Yellen’s trip comes in the wake of the assassination of former Japanese Prime Minister Shinzo Abe, whose death prompted an outpouring of condolences and support for Japan from U.S. officials. 

A statement released by the U.S., India and Australia following Abe’s death drew attention to the role of the Quadrilateral Security Dialogue as a regional security structure. 

“Prime Minister Abe was a transformative leader for Japan and for Japanese relations with each one of our countries,” President Biden, Australian Prime Minister Anthony Albanese and Indian Prime Minister Narendra Modi said in the joint statement. “He also played a formative role in the founding of the Quad partnership, and worked tirelessly to advance a shared vision for a free and open Indo-Pacific. Our hearts are with the people of Japan — and Prime Minister Kishida —  in this moment of grief.” 

Japanese Prime Minister Fumio Kishida said Monday that he intends to move forward with efforts to revise Japan’s pacifist Constitution to allow the country to have a formal military, Japanese news agency Kyodo reported. 

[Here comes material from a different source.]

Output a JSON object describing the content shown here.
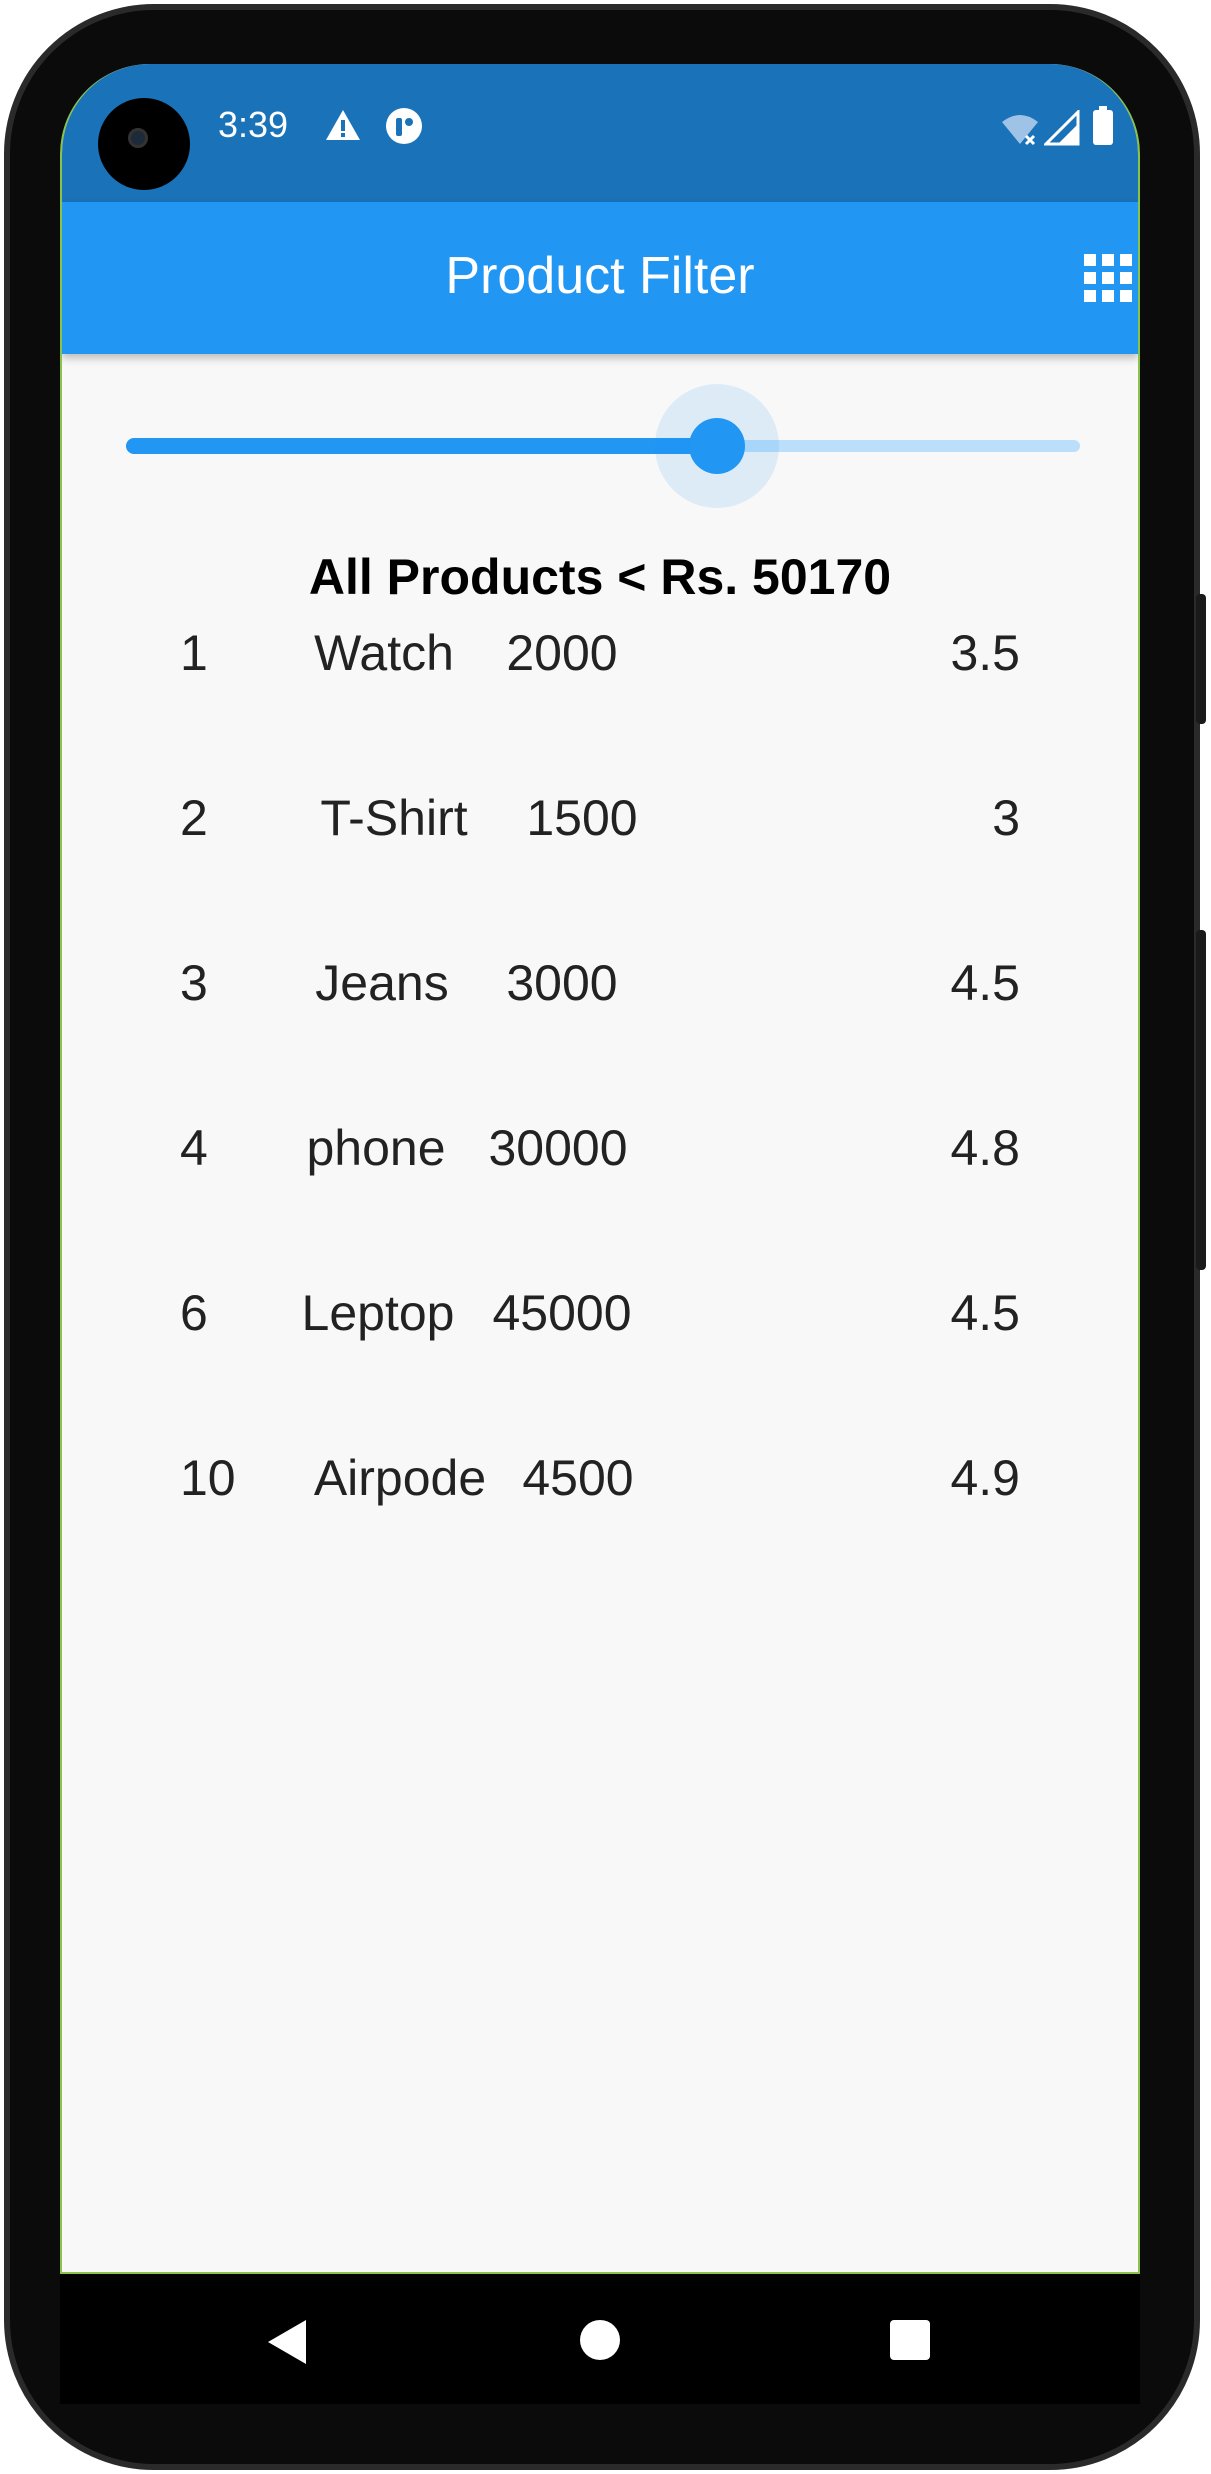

Such a revision had long been a political goal of Abe, who believed the pacifist clause in Japan’s Constitution had been imposed by the United States after World War II. 

During Yellen’s visit to Japan, she will also meet with Japanese Finance Minister Suzuki Shunichi, the Treasury Department said. They’re expected to discuss setting a price cap on Russian oil “to limit revenue for Russia’s military while at the same time dampening the impact of the war on gas and energy prices in America and globally.” 

The finance chiefs will also talk about ways to further increase economic sanctions on Russia, a U.S. Treasury official said.